If scientists can return them to their natural habits, it might be a first step towards righting some of humanity’s most obvious environmental wrongs.
However, the focus of Colossal Biosciences is not entirely on the past.
‘There are huge opportunities to turn our attention to conservation because, if you can build these systems to work with ancient DNA, working with non-ancient DNA is much easier,’ Mr Lamm explained.
The company, already valued at £1.3bn ($1.7bn) has now raised an additional £38 million ($50m) to start the Colossal Foundation dedicated to supporting conservation.
Faced with the ongoing threats to biodiversity, Mr Lamm says he believes humanity needs a ‘de-extinction tool kit’.
Mr Lamm says: ‘Species preservation is a systems problem, it’s no different to software and, kind of like software, you need to back up all the species.’
Mr Lamm says that the motivation for bringing back creatures like the Tasmanian tiger (pictured) is to undo ‘the sins of the past’ and restore animals which humans had previously wiped out
The technology developed to restore mammoths is also being used to improve conservation and the company is working to create a new breeding population from the DNA of the two remaining Northern White Rhino
In Mr Lamm’s view, the true goal of Colossal Biosciences is to build up an archive of genetic samples and techniques to ensure that no species ever needs to be permanently extinct.

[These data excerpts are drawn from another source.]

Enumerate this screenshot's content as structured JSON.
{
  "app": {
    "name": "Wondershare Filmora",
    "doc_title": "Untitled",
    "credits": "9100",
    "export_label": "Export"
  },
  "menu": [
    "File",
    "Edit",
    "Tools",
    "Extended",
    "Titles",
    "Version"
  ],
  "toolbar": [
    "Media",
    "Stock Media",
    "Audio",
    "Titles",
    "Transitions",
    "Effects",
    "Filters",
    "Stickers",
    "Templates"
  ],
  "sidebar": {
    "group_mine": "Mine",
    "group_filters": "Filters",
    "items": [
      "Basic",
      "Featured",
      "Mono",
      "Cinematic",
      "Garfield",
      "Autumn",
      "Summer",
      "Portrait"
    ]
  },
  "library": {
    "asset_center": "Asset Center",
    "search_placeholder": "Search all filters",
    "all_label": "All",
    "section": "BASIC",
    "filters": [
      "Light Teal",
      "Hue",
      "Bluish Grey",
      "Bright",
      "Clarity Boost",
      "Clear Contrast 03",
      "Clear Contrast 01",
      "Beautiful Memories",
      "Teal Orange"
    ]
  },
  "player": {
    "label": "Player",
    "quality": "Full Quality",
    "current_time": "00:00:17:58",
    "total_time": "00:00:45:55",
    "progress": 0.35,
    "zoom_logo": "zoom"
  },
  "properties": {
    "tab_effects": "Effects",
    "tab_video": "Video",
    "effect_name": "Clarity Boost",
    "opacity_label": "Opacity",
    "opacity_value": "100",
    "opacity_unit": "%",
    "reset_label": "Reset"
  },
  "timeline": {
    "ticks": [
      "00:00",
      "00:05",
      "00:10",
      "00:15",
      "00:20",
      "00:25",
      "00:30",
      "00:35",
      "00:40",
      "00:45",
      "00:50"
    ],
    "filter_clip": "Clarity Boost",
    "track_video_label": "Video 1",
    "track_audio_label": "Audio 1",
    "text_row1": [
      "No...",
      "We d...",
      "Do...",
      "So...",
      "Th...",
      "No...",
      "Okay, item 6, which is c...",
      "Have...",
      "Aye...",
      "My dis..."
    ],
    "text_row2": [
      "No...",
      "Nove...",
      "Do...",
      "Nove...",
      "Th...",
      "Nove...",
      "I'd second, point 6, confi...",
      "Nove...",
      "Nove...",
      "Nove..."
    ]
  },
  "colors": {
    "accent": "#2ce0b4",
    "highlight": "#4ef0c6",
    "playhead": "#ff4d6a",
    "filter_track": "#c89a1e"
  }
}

The company is already trying to use the techniques developed on woolly mammoths to preserve the Northern White Rhino of which only two individuals remain.
Mr Lamm believes that the company could create a self-sustaining breeding population of rhinos using nothing more than the few remaining genetic samples.
He concludes: ‘I don’t think Jurassic Park had the right conservation perspective.
‘This isn’t just about preserving genetics, it’s about preserving it in a way that you can leverage to increase genetic diversity.’